Once you've developed your Spring Boot application, the next step is to deploy it to a production or hosting environment. Deployment is a crucial part of the software development lifecycle. In this guide, we'll explore various methods and best practices for deploying a Spring Boot application, complete with sample code and detailed explanations.


Before you start, make sure you have the following prerequisites:

  • A Spring Boot application (if you don't have one, follow the "Building a Spring Boot Web Application" guide)
  • A hosting environment, server, or platform for deployment
  • An Integrated Development Environment (IDE) like Spring Tool Suite, IntelliJ IDEA, or Visual Studio Code

Methods of Deployment

There are several methods to deploy a Spring Boot application:

  • Self-contained JAR: Package your Spring Boot application as an executable JAR file. You can run it using the command java -jar your-app.jar.
  • WAR file: Package your application as a WAR file and deploy it to a servlet container like Apache Tomcat.
  • Cloud Platforms: Deploy your application to cloud platforms like AWS, Google Cloud, or Microsoft Azure using their respective services.
  • Containerization: Create a Docker container of your application and deploy it in container orchestration platforms like Kubernetes.

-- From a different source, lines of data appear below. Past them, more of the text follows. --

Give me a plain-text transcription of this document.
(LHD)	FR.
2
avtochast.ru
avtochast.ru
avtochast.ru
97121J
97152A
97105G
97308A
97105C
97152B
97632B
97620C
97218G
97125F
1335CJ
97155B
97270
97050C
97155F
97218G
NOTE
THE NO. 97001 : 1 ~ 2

Self-contained JAR Deployment

One of the most straightforward deployment methods is creating a self-contained JAR. Spring Boot makes this easy. You can build an executable JAR using the following Maven command:

mvn clean install

Once built, you can run your application using the following command:

java -jar your-app.jar

WAR File Deployment

If you prefer deploying as a WAR file, you can modify your Spring Boot application to extend the SpringBootServletInitializer class and build a WAR file. Here's a sample code snippet:

import org.springframework.boot.builder.SpringApplicationBuilder;
public class ServletInitializer extends SpringBootServletInitializer {
protected SpringApplicationBuilder configure(SpringApplicationBuilder application) {
return application.sources(YourApplication.class);

You can then build the WAR file and deploy it to a servlet container like Apache Tomcat.

Cloud Platforms and Containerization

If you're deploying to cloud platforms or using containerization, you need to follow the specific deployment procedures and configuration for the chosen platform. This may involve creating Docker images, defining Kubernetes deployment files, or using cloud-specific tools and services.


Deploying a Spring Boot application is a critical step in bringing your software to a production environment. This guide introduced various deployment methods, including self-contained JAR, WAR file, cloud platforms, and containerization. Choose the method that best suits your application's requirements and infrastructure.